722 S. State Street, Salt Lake City

801.363.7272

sapabarandgrill.com

I had been meaning to visit Sapa for quite some time. I remember just a year and a half ago, when the décor started to take shape on the otherwise hapless corner of State Street and 700 South.  It still blows my mind how awesome of an undertaking the installation of the restaurant was at this location.

An old storefront was retrofitted to house a collection of 300-year-old Vietnamese huts, a courtyard and a state-of-the-art kitchen and dining area. Not bad for a place that shares its intersection with a mid-century RadioShack, a shuttered Remco and a credit union. I had heard some rough reports about the early days of dining at Sapa, but I figured that I had stayed away long enough. It was time that SLUG readers knew what the place had to offer.

The restaurant spared no expense in making itself look nice. The interior is lush and sexy. Blown-glass chandeliers provide the perfect mood and the seating area is open enough that it never feels crowded—even when chatty diners occupy every table. As the weather warms up and Sapa is better able to take advantage of its incredible outdoor seating, I imagine that this same mood will permeate that space. In addition to this luxurious setting came some unbelievable food.

Now, I am no expert when it comes to sushi, but that didn’t stop me from sampling a few options from their list of specialties. They offer several of their own creations and many familiar choices as well (California, Philly and Vegas all made the menu). At the suggestion of our server, we started with their signature Imperial Roll ($13).

One of their most popular offerings, it is made with crab, avocado and tempura shrimp, topped with spicy tuna, masago, green onions and a sauce with a bit of a kick. I’m normally a wuss when it comes to spice, but this one seemed to hit just right. It built up a little heat, but was never too overwhelming.

The avocado and the sweet, crunchy shrimp offset the burn perfectly. The Imperial also makes an appearance on their lunch menu, served with miso soup and a salad for $9.95. We also ordered the Evergreen ($8), a vegetarian roll made with asparagus, mango, red bell peppers, avocado and cucumber wrapped up in soy paper. This was a very flavorful roll whose freshness popped with every bite.
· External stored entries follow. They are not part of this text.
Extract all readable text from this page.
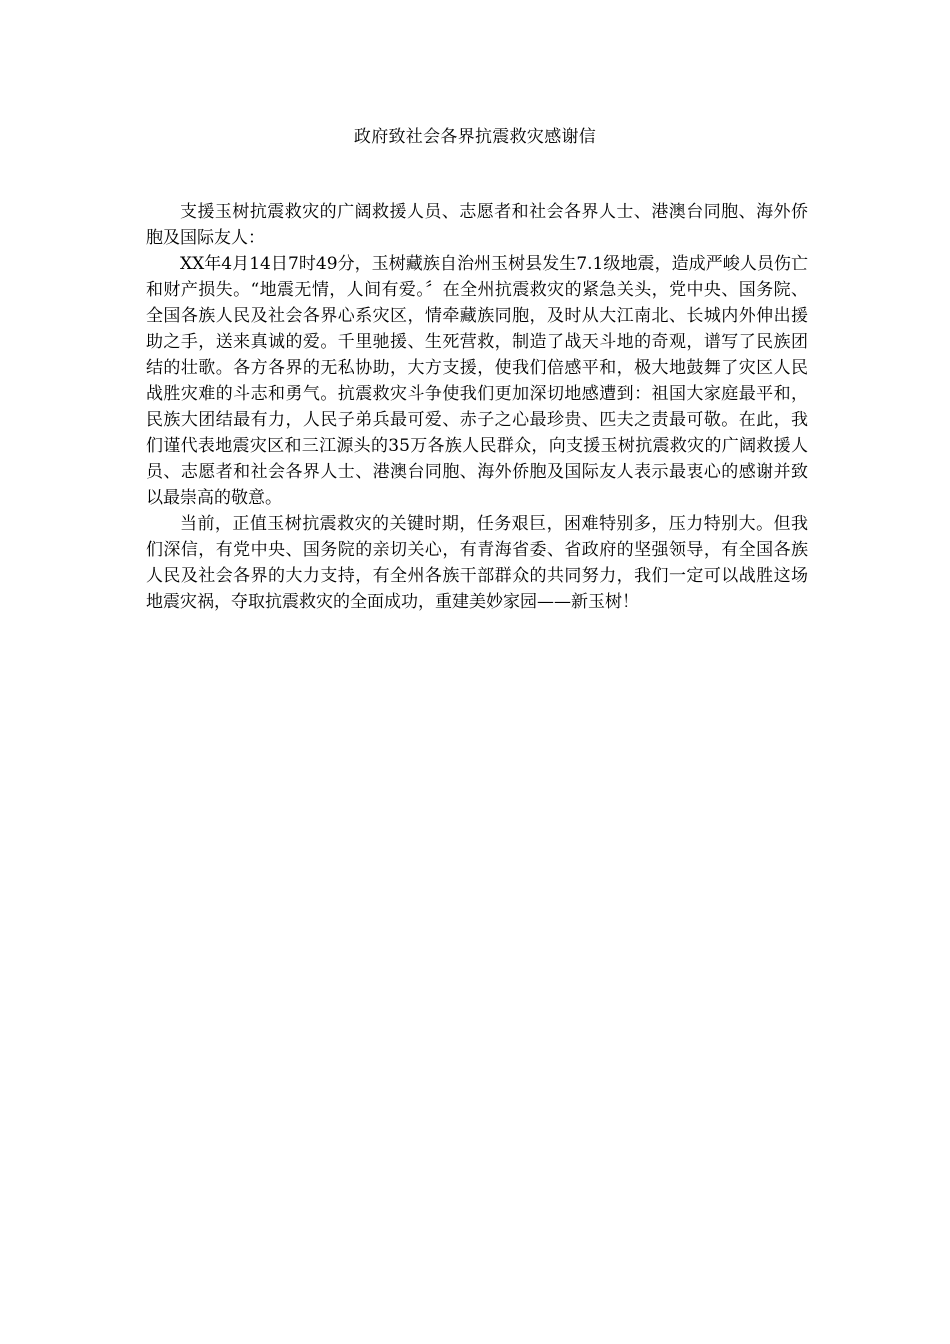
政府致社会各界抗震救灾感谢信

支援玉树抗震救灾的广阔救援人员、志愿者和社会各界人士、港澳台同胞、海外侨胞及国际友人：

XX年4月14日7时49分，玉树藏族自治州玉树县发生7.1级地震，造成严峻人员伤亡和财产损失。“地震无情，人间有爱。〞在全州抗震救灾的紧急关头，党中央、国务院、全国各族人民及社会各界心系灾区，情牵藏族同胞，及时从大江南北、长城内外伸出援助之手，送来真诚的爱。千里驰援、生死营救，制造了战天斗地的奇观，谱写了民族团结的壮歌。各方各界的无私协助，大方支援，使我们倍感平和，极大地鼓舞了灾区人民战胜灾难的斗志和勇气。抗震救灾斗争使我们更加深切地感遭到：祖国大家庭最平和，民族大团结最有力，人民子弟兵最可爱、赤子之心最珍贵、匹夫之责最可敬。在此，我们谨代表地震灾区和三江源头的35万各族人民群众，向支援玉树抗震救灾的广阔救援人员、志愿者和社会各界人士、港澳台同胞、海外侨胞及国际友人表示最衷心的感谢并致以最崇高的敬意。

当前，正值玉树抗震救灾的关键时期，任务艰巨，困难特别多，压力特别大。但我们深信，有党中央、国务院的亲切关心，有青海省委、省政府的坚强领导，有全国各族人民及社会各界的大力支持，有全州各族干部群众的共同努力，我们一定可以战胜这场地震灾祸，夺取抗震救灾的全面成功，重建美妙家园——新玉树！
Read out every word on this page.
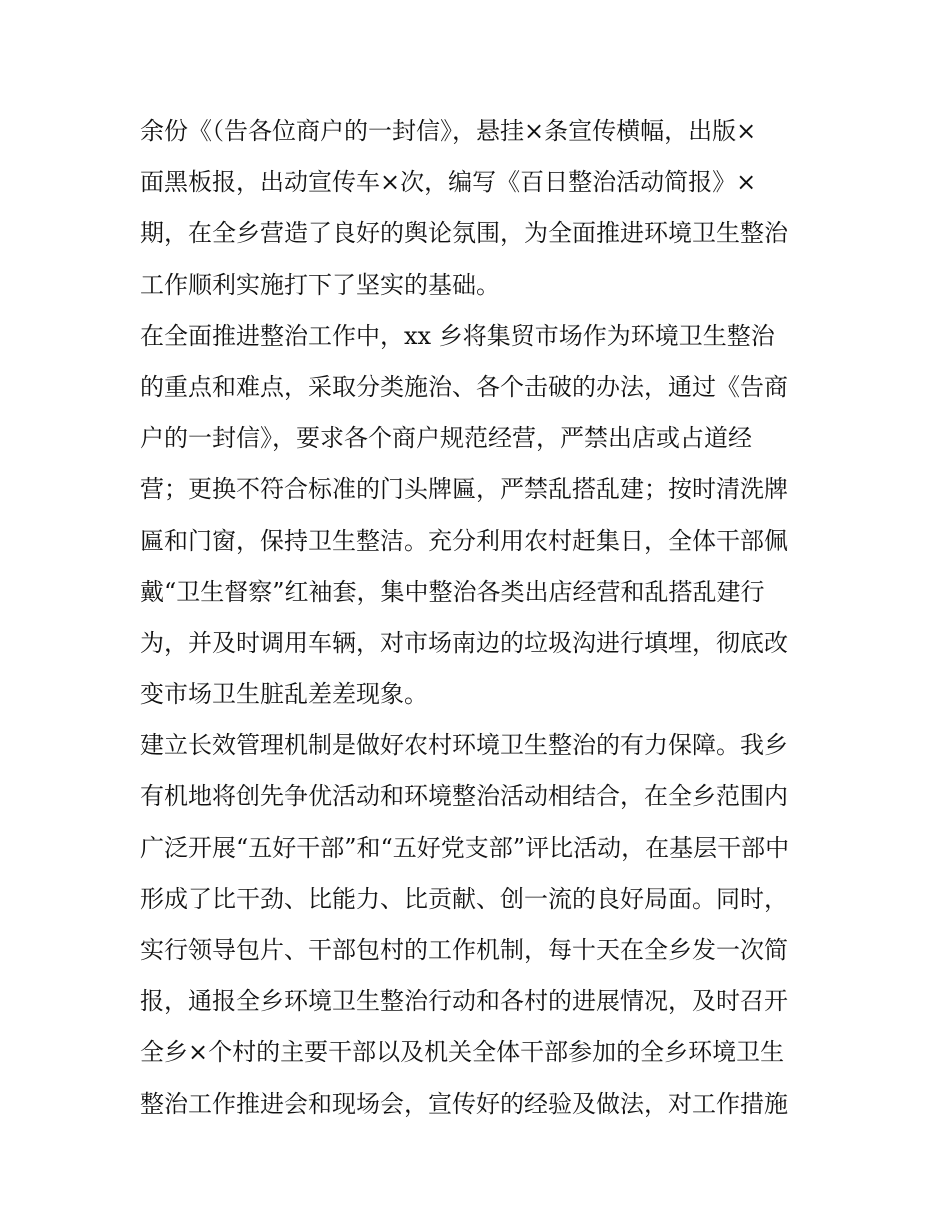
余份《（告各位商户的一封信》，悬挂×条宣传横幅，出版×
面黑板报，出动宣传车×次，编写《百日整治活动简报》×
期，在全乡营造了良好的舆论氛围，为全面推进环境卫生整治
工作顺利实施打下了坚实的基础。
在全面推进整治工作中，xx 乡将集贸市场作为环境卫生整治
的重点和难点，采取分类施治、各个击破的办法，通过《告商
户的一封信》，要求各个商户规范经营，严禁出店或占道经
营；更换不符合标准的门头牌匾，严禁乱搭乱建；按时清洗牌
匾和门窗，保持卫生整洁。充分利用农村赶集日，全体干部佩
戴“卫生督察”红袖套，集中整治各类出店经营和乱搭乱建行
为，并及时调用车辆，对市场南边的垃圾沟进行填埋，彻底改
变市场卫生脏乱差差现象。
建立长效管理机制是做好农村环境卫生整治的有力保障。我乡
有机地将创先争优活动和环境整治活动相结合，在全乡范围内
广泛开展“五好干部”和“五好党支部”评比活动，在基层干部中
形成了比干劲、比能力、比贡献、创一流的良好局面。同时，
实行领导包片、干部包村的工作机制，每十天在全乡发一次简
报，通报全乡环境卫生整治行动和各村的进展情况，及时召开
全乡×个村的主要干部以及机关全体干部参加的全乡环境卫生
整治工作推进会和现场会，宣传好的经验及做法，对工作措施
Even with such a killer sushi counter, one should not experience Sapa without getting something from the grill. One popular entrée is the Coriander Sea Bass. This firm yet flaky, pan-seared Chilean fish came seasoned with a house blend of spices and was served alongside a portion of forbidden rice.

The dish also came with baby bok choy that was cooked with sesame and a tart, citrusy sauce. There were a few more bones than I was expecting, but it was still a delicate preparation and a generous portion for the $20 price tag. Not so much a fish person, my favorite offering is the Grilled Beef Short Ribs.

The ribs marinate all day in a chef-secret citrus sauce, and are finished with pepper, garlic and shallots. It comes served with garlic green beans and a slightly coconut-flavored saffron rice.  It’s a steal at $15. The beef ribs, generally meatier than their pork counterparts, are melt-in-your-mouth tender and come thinly sliced into individual medallions.

I know that you are supposed to delicately cut the meat away from the bone with a fork and knife, but order them yourself and see if you can resist using your fingers and gnawing off the last bit of meat with your front teeth. This one is also available as part of their lunch menu, in a bento combo with miso soup, salad and your choice of a California roll or fried shrimp rolls for $8.95.

This may be my new favorite downtown food destination. There are so many things I still need to try.  I’m intrigued by the other offerings on the sushi menu, which seem to be available at any price range for both dinner and lunch. I also have yet to try the multiple varieties of rice noodle Pho offered.

And, where I’m more of a soda-with-my-food kind of guy, Sapa touts an impressive wine list, as well as a selection of teas, sake, cocktails and several varieties of (mostly Asian) beer. I’m really impressed by the whole package. A restaurant with food and beverage menus this deeply steeped in Pan-Asian fare really is worth multiple visits.